It is often argued in the public sphere that colonisation in India ended the minute the imperial masters left Indian soil. It is also argued, on the other hand, that there is colonial baggage still. Most of the claims for the latter base their argument on the fact that there is a colonial mind set that can be wished away with constant awareness and vigilance. These debates often crop up into the realm of the historian as well.
There has been a recent spurt of writing nonetheless which seeks to do away the binaries that the last argument posits. Instead, it argues for something else. It locates the various practices of knowledge systems and subjectivities as pre-modern. In other words, it relegates those means and methods of study that contributed to a system of knowledge that existed before the advent of colonialism to a realm called the pre-modern. The pre-modern then is everything that existed before the colonials arrived: the way of life, the way of thought, the way of being itself, etc. Modernity or the modern, on the other hand, began for these cultural historians with the onslaught of colonialism.
When the colonials arrived, everything changed. Old knowledge systems were destroyed and new ones created, often with blatant racist overtones. The mastery or control of the subjugated with respect to power was total. To explain this, one need only consider the way the language changed. Not only was English as a tongue introduced but what were otherwise varied and local variations of the same language pinned down and cemented into a strict form.

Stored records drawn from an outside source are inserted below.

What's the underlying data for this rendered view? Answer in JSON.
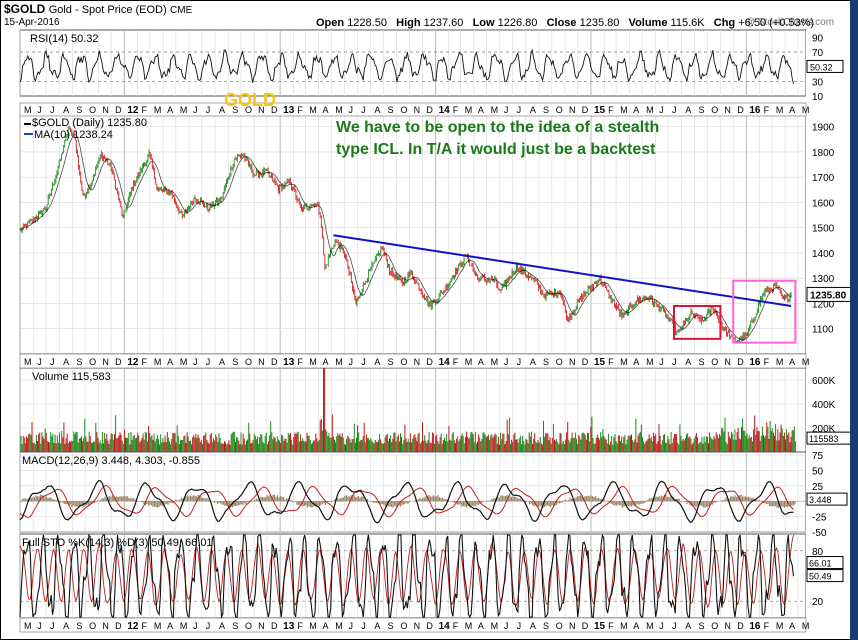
{
  "header": {
    "symbol": "$GOLD",
    "description": "Gold - Spot Price (EOD)",
    "exchange": "CME",
    "date": "15-Apr-2016",
    "watermark": "@ StockCharts.com",
    "ohlc": [
      {
        "label": "Open",
        "value": "1228.50"
      },
      {
        "label": "High",
        "value": "1237.60"
      },
      {
        "label": "Low",
        "value": "1226.80"
      },
      {
        "label": "Close",
        "value": "1235.80"
      },
      {
        "label": "Volume",
        "value": "115.6K"
      },
      {
        "label": "Chg",
        "value": "+6.50 (+0.53%)"
      }
    ]
  },
  "annotations": {
    "gold_label": "GOLD",
    "comment_line1": "We have to be open to the idea of a stealth",
    "comment_line2": "type ICL.  In T/A it would just be a backtest"
  },
  "colors": {
    "up": "#1a8a1a",
    "down": "#d42020",
    "trendline": "#1010c8",
    "ma": "#2040c0",
    "box_red": "#e01030",
    "box_pink": "#ff60e0",
    "volume": "#c01818",
    "grid": "#d8d8d8",
    "annotation": "#1a7a1a",
    "gold_label": "#f5c518"
  },
  "x_axis": {
    "labels": [
      "M",
      "J",
      "J",
      "A",
      "S",
      "O",
      "N",
      "D",
      "12",
      "F",
      "M",
      "A",
      "M",
      "J",
      "J",
      "A",
      "S",
      "O",
      "N",
      "D",
      "13",
      "F",
      "M",
      "A",
      "M",
      "J",
      "J",
      "A",
      "S",
      "O",
      "N",
      "D",
      "14",
      "F",
      "M",
      "A",
      "M",
      "J",
      "J",
      "A",
      "S",
      "O",
      "N",
      "D",
      "15",
      "F",
      "M",
      "A",
      "M",
      "J",
      "J",
      "A",
      "S",
      "O",
      "N",
      "D",
      "16",
      "F",
      "M",
      "A",
      "M"
    ],
    "year_labels": [
      "12",
      "13",
      "14",
      "15",
      "16"
    ]
  },
  "chart_data": [
    {
      "type": "line",
      "panel": "RSI",
      "title": "RSI(14) 50.32",
      "indicator": "RSI",
      "period": 14,
      "last_value": 50.32,
      "ylim": [
        10,
        100
      ],
      "y_ticks": [
        90,
        70,
        50,
        30,
        10
      ],
      "last_label": "50.32",
      "reference_lines": [
        70,
        30
      ]
    },
    {
      "type": "line",
      "panel": "Price",
      "title": "$GOLD (Daily) 1235.80",
      "legend": [
        {
          "name": "$GOLD (Daily) 1235.80"
        },
        {
          "name": "MA(10) 1238.24"
        }
      ],
      "ylim": [
        1000,
        1950
      ],
      "y_ticks": [
        1900,
        1800,
        1700,
        1600,
        1500,
        1400,
        1300,
        1200,
        1100
      ],
      "last_label": "1235.80",
      "series_points": [
        [
          "2011-05-01",
          1490
        ],
        [
          "2011-06-01",
          1530
        ],
        [
          "2011-07-01",
          1580
        ],
        [
          "2011-08-01",
          1750
        ],
        [
          "2011-08-22",
          1890
        ],
        [
          "2011-09-05",
          1870
        ],
        [
          "2011-09-26",
          1620
        ],
        [
          "2011-10-15",
          1680
        ],
        [
          "2011-11-08",
          1790
        ],
        [
          "2011-12-01",
          1740
        ],
        [
          "2011-12-29",
          1540
        ],
        [
          "2012-01-20",
          1660
        ],
        [
          "2012-02-28",
          1790
        ],
        [
          "2012-03-20",
          1650
        ],
        [
          "2012-04-20",
          1640
        ],
        [
          "2012-05-16",
          1540
        ],
        [
          "2012-06-15",
          1620
        ],
        [
          "2012-07-15",
          1580
        ],
        [
          "2012-08-15",
          1610
        ],
        [
          "2012-09-15",
          1770
        ],
        [
          "2012-10-05",
          1790
        ],
        [
          "2012-11-01",
          1710
        ],
        [
          "2012-12-01",
          1720
        ],
        [
          "2012-12-28",
          1655
        ],
        [
          "2013-01-25",
          1680
        ],
        [
          "2013-02-20",
          1570
        ],
        [
          "2013-03-25",
          1600
        ],
        [
          "2013-04-05",
          1560
        ],
        [
          "2013-04-16",
          1340
        ],
        [
          "2013-05-10",
          1450
        ],
        [
          "2013-06-01",
          1400
        ],
        [
          "2013-06-28",
          1200
        ],
        [
          "2013-07-20",
          1290
        ],
        [
          "2013-08-28",
          1420
        ],
        [
          "2013-09-15",
          1330
        ],
        [
          "2013-10-15",
          1280
        ],
        [
          "2013-11-05",
          1320
        ],
        [
          "2013-12-19",
          1190
        ],
        [
          "2014-01-20",
          1250
        ],
        [
          "2014-03-14",
          1390
        ],
        [
          "2014-04-10",
          1300
        ],
        [
          "2014-05-20",
          1290
        ],
        [
          "2014-06-01",
          1245
        ],
        [
          "2014-07-10",
          1345
        ],
        [
          "2014-08-15",
          1300
        ],
        [
          "2014-09-15",
          1230
        ],
        [
          "2014-10-20",
          1250
        ],
        [
          "2014-11-07",
          1135
        ],
        [
          "2014-12-10",
          1225
        ],
        [
          "2015-01-22",
          1300
        ],
        [
          "2015-02-15",
          1225
        ],
        [
          "2015-03-17",
          1145
        ],
        [
          "2015-04-15",
          1210
        ],
        [
          "2015-05-15",
          1225
        ],
        [
          "2015-06-15",
          1180
        ],
        [
          "2015-07-24",
          1080
        ],
        [
          "2015-08-24",
          1160
        ],
        [
          "2015-09-20",
          1130
        ],
        [
          "2015-10-15",
          1185
        ],
        [
          "2015-11-05",
          1110
        ],
        [
          "2015-12-03",
          1050
        ],
        [
          "2016-01-01",
          1070
        ],
        [
          "2016-02-11",
          1245
        ],
        [
          "2016-03-10",
          1270
        ],
        [
          "2016-03-28",
          1215
        ],
        [
          "2016-04-15",
          1235.8
        ]
      ],
      "trendline": [
        [
          "2013-05-06",
          1470
        ],
        [
          "2016-04-15",
          1190
        ]
      ],
      "boxes": [
        {
          "color": "red",
          "x": [
            "2015-07-15",
            "2015-11-01"
          ],
          "y": [
            1060,
            1190
          ]
        },
        {
          "color": "pink",
          "x": [
            "2015-12-01",
            "2016-04-25"
          ],
          "y": [
            1045,
            1290
          ]
        }
      ]
    },
    {
      "type": "bar",
      "panel": "Volume",
      "title": "Volume 115,583",
      "last_value": 115583,
      "ylim": [
        0,
        700000
      ],
      "y_ticks": [
        "600K",
        "400K",
        "200K"
      ],
      "last_label": "115583",
      "spike": {
        "date": "2013-04-15",
        "value": 730000
      }
    },
    {
      "type": "line",
      "panel": "MACD",
      "title": "MACD(12,26,9) 3.448, 4.303, -0.855",
      "values": {
        "macd": 3.448,
        "signal": 4.303,
        "histogram": -0.855
      },
      "ylim": [
        -50,
        80
      ],
      "y_ticks": [
        75,
        50,
        25,
        0,
        -25,
        -50
      ],
      "last_label": "3.448"
    },
    {
      "type": "line",
      "panel": "Full STO",
      "title": "Full STO %K(14,3) %D(3) 50.49, 66.01",
      "values": {
        "k": 50.49,
        "d": 66.01
      },
      "ylim": [
        0,
        100
      ],
      "y_ticks": [
        80,
        20
      ],
      "last_labels": [
        "66.01",
        "50.49"
      ],
      "reference_lines": [
        80,
        20
      ]
    }
  ]
}
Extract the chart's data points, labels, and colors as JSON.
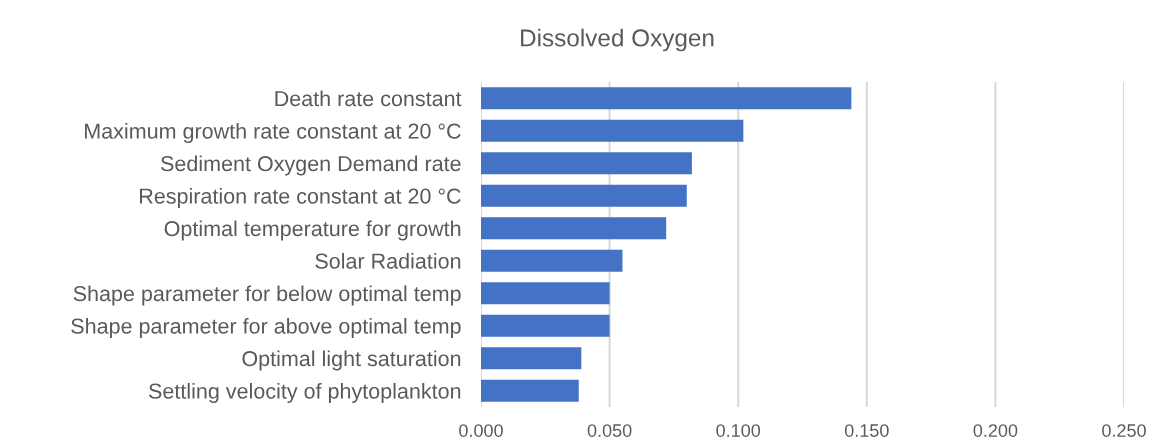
{
  "chart_data": {
    "type": "bar",
    "orientation": "horizontal",
    "title": "Dissolved Oxygen",
    "categories": [
      "Death rate constant",
      "Maximum growth rate constant at 20 °C",
      "Sediment Oxygen Demand rate",
      "Respiration rate constant at 20 °C",
      "Optimal temperature for growth",
      "Solar Radiation",
      "Shape parameter for below optimal temp",
      "Shape parameter for above optimal temp",
      "Optimal light saturation",
      "Settling velocity of phytoplankton"
    ],
    "values": [
      0.144,
      0.102,
      0.082,
      0.08,
      0.072,
      0.055,
      0.05,
      0.05,
      0.039,
      0.038
    ],
    "color": "#4472c4",
    "xlim": [
      0,
      0.25
    ],
    "xticks": [
      {
        "value": 0,
        "label": "0.000"
      },
      {
        "value": 0.05,
        "label": "0.050"
      },
      {
        "value": 0.1,
        "label": "0.100"
      },
      {
        "value": 0.15,
        "label": "0.150"
      },
      {
        "value": 0.2,
        "label": "0.200"
      },
      {
        "value": 0.25,
        "label": "0.250"
      }
    ],
    "grid": "x",
    "legend": false
  }
}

English words were introduced into local tongues, highlighting a change not just in the way of speaking but also in thought. What can’t be said, can’t be thought. If there was no previous existing word for a thing, it meant that that particular word or concept itself had not existed in the culture. Newer words in the same tongue or borrowed from foreign tongues had to be used.
A result of this was that subjectivity itself changed. People consciousness, in a manner of speaking, began to change. Mastery or domination then according to this claim was total. Not only were older ways of life taken away and newer more “modern” ones introduced due to colonialism, but the very fabric of being changed. So response to the colonial powers could only be through the tools accorded to them through that process of change. If modernity was the spirit of the age, people’s response, their questioning of the modern power could also only be modern. The mastery was such that any form of acceptance or rejection of colonial rule could only be through colonial means and methods.
Uncritical acceptance of the same required imbibing and letting oneself be brainwashed to passively accept a new form of dominance. Partial rejection too was only possible using the means and the tools provided by the coloniser. Outright rejection according to this argument was not possible. The mastery was complete.